The record had buzz for its first month of being released in New York City but was largely a flop until it was later discovered in the southern hip hop community being first used by Memphis based DJ Spanish Fly on the song "Trigga Man" in 1990. The second song to use the triggerman beat was Kevin's 'MC. T. Tucker and DJ Irv's "Where Dey At" released in 1991. Tucker had bought "Drag Rap" at a Sam Goody during a trip to New York in 1986. After playing "Drag Rap" at parties back in New Orleans he claimed the song could be run for up to four hours straight at a time. DJ Irv would loop the song on two turntables while chants would be added by the MC. It was then recorded on cassettes known as "red tapes" and given to local radio stations being added into rotation. DJ Jimi used the beat the following year in 1992 on "Where They At", a follow-up record of sorts, which helped to spread the popularity in the local bounce scene. Labels like Cash Money Records began releasing several recordings with the beat including Magnolia Shorty, U.N.L.V., DJ Jubilee, and Ms. Tee.

The Showboys learned of the record's popularity down south after Chuck D contacted them, informing them he heard the record being played in Memphis and later a local Memphis concert promoter reached out to have the duo perform "Drag Rap" live. The label had initially lied to promoters who wanted to book the artists, saying they were dead or in jail so more royalties could be collected out of the artists pocket. After the rumours were dispelled the duo began performing in the south. As the track continued to rise in popularity it was then remixed by the original duo in 2000 as "Triggerman 2000", alongside a music video continuing on the mid-century mob theme and Dragnet references.

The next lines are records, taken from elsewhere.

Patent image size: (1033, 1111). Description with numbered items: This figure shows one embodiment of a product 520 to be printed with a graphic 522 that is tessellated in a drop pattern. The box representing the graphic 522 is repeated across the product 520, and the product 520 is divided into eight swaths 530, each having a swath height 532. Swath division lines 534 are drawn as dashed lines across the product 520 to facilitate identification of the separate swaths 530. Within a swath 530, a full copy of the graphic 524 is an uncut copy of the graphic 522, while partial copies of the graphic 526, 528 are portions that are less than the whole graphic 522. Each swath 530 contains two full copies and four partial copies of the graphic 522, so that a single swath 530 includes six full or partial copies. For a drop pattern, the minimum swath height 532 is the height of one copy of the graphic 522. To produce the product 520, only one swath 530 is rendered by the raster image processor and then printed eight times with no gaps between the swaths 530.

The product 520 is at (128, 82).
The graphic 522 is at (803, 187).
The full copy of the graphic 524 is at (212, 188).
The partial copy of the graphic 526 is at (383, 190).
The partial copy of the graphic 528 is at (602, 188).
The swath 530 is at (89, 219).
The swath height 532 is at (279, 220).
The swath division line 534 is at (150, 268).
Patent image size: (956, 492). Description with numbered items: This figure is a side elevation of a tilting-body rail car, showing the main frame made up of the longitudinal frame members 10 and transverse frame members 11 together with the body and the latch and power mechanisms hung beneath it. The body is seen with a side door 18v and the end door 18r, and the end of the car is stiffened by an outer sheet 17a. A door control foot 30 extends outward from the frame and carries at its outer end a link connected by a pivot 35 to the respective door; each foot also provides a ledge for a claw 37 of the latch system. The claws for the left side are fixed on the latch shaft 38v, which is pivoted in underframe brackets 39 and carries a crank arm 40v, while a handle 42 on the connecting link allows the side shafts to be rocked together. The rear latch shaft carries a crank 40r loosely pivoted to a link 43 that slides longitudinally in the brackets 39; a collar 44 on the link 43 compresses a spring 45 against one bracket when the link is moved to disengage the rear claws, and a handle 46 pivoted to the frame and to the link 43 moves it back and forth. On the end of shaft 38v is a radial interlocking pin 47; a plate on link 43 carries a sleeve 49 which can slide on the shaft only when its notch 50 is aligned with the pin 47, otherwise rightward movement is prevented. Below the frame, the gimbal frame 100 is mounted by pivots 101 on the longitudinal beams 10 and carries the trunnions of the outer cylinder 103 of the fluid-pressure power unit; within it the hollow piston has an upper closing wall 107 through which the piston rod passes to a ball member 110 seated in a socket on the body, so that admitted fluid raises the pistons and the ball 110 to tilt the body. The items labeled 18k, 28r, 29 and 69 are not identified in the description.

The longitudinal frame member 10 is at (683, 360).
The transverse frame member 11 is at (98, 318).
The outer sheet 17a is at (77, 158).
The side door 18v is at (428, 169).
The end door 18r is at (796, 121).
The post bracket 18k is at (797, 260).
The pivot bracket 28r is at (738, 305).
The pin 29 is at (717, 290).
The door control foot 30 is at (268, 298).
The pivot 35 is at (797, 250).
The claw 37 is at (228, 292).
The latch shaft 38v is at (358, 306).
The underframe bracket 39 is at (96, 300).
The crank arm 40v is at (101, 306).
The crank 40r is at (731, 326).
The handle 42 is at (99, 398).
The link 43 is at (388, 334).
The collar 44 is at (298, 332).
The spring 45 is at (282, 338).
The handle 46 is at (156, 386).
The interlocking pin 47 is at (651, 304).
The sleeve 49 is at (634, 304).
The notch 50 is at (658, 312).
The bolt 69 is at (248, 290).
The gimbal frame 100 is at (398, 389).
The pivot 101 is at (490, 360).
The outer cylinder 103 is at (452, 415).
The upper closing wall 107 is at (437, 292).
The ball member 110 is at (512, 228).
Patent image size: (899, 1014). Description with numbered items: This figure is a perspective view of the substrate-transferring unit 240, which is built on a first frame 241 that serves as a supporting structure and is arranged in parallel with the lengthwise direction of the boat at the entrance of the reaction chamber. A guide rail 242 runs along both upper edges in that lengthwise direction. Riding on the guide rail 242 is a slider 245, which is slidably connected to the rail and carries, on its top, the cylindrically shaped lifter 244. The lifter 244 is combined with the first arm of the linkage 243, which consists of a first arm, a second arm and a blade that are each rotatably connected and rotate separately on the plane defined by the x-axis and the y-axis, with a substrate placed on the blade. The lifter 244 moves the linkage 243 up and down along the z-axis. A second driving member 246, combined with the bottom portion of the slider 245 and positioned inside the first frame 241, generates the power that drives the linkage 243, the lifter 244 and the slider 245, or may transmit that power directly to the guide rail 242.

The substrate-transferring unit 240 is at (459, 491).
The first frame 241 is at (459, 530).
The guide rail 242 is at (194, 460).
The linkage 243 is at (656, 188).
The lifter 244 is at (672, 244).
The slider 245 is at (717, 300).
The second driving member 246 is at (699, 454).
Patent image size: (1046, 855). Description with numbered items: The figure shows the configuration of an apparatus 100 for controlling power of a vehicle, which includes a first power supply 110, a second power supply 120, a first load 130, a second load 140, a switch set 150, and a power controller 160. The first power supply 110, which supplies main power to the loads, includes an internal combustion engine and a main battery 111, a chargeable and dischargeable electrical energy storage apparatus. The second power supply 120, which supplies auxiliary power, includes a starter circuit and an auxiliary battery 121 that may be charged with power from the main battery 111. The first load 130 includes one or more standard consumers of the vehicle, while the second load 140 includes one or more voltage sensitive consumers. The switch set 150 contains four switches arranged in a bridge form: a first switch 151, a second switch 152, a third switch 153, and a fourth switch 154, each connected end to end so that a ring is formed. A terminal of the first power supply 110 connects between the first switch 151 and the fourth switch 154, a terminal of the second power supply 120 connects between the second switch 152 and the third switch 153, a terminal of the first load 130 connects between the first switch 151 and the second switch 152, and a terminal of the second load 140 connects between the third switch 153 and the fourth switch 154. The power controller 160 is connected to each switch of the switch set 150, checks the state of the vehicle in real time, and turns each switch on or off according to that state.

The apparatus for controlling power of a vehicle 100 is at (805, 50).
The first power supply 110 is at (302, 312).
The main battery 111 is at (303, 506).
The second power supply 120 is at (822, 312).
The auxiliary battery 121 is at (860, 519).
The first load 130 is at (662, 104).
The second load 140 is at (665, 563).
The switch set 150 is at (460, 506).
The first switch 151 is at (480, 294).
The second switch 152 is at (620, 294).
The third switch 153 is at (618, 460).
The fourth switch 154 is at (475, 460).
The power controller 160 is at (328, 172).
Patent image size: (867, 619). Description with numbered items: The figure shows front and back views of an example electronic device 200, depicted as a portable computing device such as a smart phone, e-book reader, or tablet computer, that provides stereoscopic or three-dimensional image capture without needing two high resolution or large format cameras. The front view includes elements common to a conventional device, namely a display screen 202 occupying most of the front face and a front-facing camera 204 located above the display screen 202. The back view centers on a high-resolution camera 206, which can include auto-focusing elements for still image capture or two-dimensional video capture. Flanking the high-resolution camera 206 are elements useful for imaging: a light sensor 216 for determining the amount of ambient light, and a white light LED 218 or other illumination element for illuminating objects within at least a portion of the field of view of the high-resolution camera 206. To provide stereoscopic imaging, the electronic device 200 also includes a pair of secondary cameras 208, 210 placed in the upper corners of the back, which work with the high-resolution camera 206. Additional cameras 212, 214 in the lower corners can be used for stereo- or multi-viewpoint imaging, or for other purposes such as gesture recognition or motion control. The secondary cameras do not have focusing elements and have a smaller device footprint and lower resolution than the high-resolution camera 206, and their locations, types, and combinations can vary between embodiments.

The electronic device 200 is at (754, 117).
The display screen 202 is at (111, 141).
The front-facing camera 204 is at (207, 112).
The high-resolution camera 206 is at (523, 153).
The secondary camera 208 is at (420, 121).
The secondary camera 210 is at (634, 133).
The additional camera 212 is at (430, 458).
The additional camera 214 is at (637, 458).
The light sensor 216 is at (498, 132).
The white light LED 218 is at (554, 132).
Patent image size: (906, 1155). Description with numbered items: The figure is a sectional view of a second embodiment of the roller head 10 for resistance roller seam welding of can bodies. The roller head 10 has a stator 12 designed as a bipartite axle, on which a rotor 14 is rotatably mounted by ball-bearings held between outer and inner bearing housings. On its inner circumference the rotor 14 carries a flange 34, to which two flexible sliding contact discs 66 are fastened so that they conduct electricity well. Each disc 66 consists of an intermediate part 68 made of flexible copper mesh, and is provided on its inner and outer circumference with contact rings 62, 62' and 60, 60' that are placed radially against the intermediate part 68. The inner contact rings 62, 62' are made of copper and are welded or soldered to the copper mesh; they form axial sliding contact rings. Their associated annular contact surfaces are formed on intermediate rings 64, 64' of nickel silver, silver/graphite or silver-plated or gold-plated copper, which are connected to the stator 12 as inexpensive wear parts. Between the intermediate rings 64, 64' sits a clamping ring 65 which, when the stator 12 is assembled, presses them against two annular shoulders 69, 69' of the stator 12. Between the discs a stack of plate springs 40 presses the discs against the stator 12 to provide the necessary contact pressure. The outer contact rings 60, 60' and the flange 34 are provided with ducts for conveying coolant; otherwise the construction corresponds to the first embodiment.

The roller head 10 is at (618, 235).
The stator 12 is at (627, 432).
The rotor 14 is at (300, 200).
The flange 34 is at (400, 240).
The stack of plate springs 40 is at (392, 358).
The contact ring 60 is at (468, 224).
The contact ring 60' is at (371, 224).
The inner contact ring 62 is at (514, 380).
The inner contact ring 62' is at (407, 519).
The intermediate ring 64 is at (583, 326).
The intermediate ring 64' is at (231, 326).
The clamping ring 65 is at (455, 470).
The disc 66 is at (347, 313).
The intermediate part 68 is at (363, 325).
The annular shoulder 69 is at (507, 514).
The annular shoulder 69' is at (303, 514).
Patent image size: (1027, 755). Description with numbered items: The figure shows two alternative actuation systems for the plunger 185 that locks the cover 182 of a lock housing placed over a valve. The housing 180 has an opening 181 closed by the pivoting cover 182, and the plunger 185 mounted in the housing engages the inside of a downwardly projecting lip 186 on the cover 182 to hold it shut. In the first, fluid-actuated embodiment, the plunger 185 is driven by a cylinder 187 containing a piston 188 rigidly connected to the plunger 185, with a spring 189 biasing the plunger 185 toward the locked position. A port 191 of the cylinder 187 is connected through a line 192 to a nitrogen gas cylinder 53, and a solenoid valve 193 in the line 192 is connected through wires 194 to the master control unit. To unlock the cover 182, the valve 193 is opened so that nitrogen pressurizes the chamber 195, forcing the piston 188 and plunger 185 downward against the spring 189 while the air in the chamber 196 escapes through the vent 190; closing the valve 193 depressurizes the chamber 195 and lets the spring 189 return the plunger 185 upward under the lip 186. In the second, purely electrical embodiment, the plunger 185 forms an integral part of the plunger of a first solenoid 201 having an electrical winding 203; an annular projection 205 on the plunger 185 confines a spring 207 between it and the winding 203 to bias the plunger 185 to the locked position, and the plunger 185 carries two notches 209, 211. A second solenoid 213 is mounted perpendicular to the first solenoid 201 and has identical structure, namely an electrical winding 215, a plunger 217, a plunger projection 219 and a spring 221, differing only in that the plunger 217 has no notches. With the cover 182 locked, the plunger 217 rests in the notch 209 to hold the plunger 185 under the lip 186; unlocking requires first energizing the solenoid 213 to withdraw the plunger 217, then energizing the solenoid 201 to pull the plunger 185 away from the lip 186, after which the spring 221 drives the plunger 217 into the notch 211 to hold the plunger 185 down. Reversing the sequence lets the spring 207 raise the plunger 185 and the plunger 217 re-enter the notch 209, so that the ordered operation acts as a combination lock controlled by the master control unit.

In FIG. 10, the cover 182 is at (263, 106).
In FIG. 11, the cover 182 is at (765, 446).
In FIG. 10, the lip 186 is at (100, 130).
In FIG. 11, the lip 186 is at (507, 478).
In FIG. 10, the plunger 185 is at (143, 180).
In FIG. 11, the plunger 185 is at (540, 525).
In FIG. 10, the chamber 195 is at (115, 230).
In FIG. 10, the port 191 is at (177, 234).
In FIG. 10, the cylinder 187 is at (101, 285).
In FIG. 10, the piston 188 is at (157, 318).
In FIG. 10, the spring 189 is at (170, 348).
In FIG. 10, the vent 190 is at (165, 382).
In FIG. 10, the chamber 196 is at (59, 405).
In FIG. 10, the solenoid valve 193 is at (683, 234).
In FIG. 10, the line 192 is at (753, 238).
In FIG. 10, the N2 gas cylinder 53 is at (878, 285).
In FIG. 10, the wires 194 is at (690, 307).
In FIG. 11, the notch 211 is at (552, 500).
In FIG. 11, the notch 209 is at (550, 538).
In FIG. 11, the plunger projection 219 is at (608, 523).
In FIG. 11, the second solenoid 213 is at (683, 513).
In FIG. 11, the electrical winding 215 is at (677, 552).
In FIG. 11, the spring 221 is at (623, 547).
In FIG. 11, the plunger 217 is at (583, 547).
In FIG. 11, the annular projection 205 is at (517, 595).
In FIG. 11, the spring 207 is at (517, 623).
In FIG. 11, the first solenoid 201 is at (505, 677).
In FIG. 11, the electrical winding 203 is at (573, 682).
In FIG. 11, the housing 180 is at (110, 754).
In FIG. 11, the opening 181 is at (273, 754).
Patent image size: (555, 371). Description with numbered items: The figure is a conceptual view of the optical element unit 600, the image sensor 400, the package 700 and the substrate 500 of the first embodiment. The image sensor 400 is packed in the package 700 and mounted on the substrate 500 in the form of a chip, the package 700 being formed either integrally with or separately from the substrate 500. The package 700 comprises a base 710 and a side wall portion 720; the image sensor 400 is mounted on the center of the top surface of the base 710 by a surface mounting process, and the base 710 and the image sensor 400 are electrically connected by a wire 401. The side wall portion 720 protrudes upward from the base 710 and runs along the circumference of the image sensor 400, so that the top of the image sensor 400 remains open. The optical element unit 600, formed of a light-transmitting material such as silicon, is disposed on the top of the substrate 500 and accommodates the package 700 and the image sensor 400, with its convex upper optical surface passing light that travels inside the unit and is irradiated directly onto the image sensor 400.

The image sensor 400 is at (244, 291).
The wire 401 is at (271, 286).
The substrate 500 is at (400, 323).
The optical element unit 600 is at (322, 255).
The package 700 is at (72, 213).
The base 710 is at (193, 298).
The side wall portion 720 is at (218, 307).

== "Brown Beats" and "Rock the Beat" ==
As the Triggerman beat evolved it commonly would also sample the drum pattern of Cameron Paul's "Brown Beats" or Derek B's "Rock the Beat" co-produced by Simon Harris, both were released in 1987. "Brown Beats" was from 'Beats and Pieces' a DJ tools series with beats and breaks which Paul produced, the song name derives from having sampled James Brown's The Boss and Get Up Offa That Thing. "Rock the Beat" was released by Profile Records in the United States and the signature drum break was sampled from James Brown's Funky Drummer.

Derek B's "Rock the Beat" was the original "Brown Beats" drum pattern with Paul sampling and reprogramming it for his compilation, both records were released in 1987. Paul who was based in the San Francisco Bay Area, was a popular radio and club DJ in 1980s and 1990s, while Derek B and Simon Harris were a rapper and producer based in England. Both parties were prone to sampling older funk and hip hop records to use as club edits but their geographical distances from New Orleans left somewhat of a mystery for the origin of how the sample gained traction.

Since their respective releases other mixtapes and DJ mashups have created variations of the beat such as DJ Money Fresh's "Brown Beats". The popularity of its use derived from Mannie Fresh and its first use on an instrumental which he produced for rapper Cheeky Blakk, which itself became known as the "Cheeky Blakk beat". Fresh gave praise to "Brown Beats" and "Drag Rap" and would go on to be part of his inspiration for the production on the southern hip hop classic "Back That Azz Up" by Juvenile.